La crise énergétique touche de plein fouet les boulangers, longtemps exclus des aides de l’Etat pour régler leur facture. La hausse des prix du gaz et de l’électricité menace le prix de la baguette et les habitudes de travail.
80% des boulangers étaient exclus des aides face à l’inflation énergétique
En apparence, rien n’a changé chez Stéphane Louvard dans le 9ème arrondissement. Ni le prix de la baguette ni celui de l’emblématique croissant n’a bougé malgré l’inflation. Pourtant, en se penchant sur ses devis d’énergie, le boulanger fait la grimace : « il y a eu 20% d’augmentation du coût de l’électricité sur les heures pleines et 10% sur les heures creuses ». Le plus effrayant est la flambée du gaz. « Le prix du kilowattheure est passée de 3,95 à 15 euros, ça fait 300% d’augmentation », se désole-t-il. Bruno Le Maire a promis que l’accès aux aides pour les artisans en difficulté face à l’inflation énergétique sera simplifié et un guichet unique sera mis en place au 1er novembre. Jusqu’ici, il fallait respecter un certain nombre de critères, notamment au niveau de la puissance électrique utilisée. Cela excluait 80% des boulangers, qui consomment beaucoup notamment via les fours à pain. Une double peine alors qu’ils endurent des hausses vertigineuses de leurs factures.
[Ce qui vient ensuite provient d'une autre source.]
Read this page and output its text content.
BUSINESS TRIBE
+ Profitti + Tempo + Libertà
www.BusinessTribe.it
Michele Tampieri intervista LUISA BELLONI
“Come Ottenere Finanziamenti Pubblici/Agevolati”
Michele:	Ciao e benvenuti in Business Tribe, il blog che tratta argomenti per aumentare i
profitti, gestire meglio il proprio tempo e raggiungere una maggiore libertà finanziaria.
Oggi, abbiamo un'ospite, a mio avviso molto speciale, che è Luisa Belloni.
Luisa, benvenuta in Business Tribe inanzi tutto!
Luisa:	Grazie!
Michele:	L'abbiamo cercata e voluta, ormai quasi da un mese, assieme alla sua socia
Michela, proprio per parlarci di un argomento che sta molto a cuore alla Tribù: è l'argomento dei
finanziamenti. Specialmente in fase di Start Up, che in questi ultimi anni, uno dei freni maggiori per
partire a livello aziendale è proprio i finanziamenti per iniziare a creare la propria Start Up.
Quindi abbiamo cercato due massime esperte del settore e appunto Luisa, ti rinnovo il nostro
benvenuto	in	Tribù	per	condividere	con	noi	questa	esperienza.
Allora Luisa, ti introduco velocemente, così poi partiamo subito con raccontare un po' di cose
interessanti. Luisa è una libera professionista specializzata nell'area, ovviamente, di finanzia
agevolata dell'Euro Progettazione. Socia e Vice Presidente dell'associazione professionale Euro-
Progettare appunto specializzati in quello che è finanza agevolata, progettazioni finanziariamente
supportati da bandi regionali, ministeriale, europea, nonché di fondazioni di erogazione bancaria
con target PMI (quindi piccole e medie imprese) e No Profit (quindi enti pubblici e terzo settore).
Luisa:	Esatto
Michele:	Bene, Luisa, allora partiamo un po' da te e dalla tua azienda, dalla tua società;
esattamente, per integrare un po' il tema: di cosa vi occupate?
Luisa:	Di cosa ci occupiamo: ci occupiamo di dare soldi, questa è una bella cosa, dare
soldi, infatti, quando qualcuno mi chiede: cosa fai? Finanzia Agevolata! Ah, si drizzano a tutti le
Le boulanger a changé sa manière de cuire la baguette pour économiser de l’énergie
Il est encore difficile d’évaluer l’impact de ces hausses sur l’activité de Stéphane, mais l’inquiétude est déjà là. « Si ca continue, la baguette va passer à deux euros. On ne va pas allumer des fours pour la vendre à 1,10 euro », affirme-t-il, exaspéré. Un bon four est la condition sine qua non pour du bon pain, mais c’est aussi un gouffre énergétique par lequel passe deux tiers de la consommation du boulanger. Pour éviter l’hémorragie financière, Stéphane s’adapte. « Je cuis les baguettes à basse température tout la nuit [grâce à la chaleur de la journée]. C’est toujours ça de pris », explique-t-il. Le chauffage aussi sera au plus bas cet hiver, promet Stéphane. Une sobriété en partie choisie mais aussi subie : ces petits gestes lui évitent de réduire ses équipes selon lui. « La première marge de manoeuvre reste la masse salariale et le licenciement. Il n’y a que là-dessus qu’on peut jouer », soupire-t-il. Malgré la simplification annoncée pour obtenir les aides de l’Etat, celles-ci ne pourront durer indéfiniment. Or, les prix proposés par les fournisseurs d’énergie l’engagent pour un voire deux ans. Stéphane se demande combien de temps il va tenir dans ces conditions.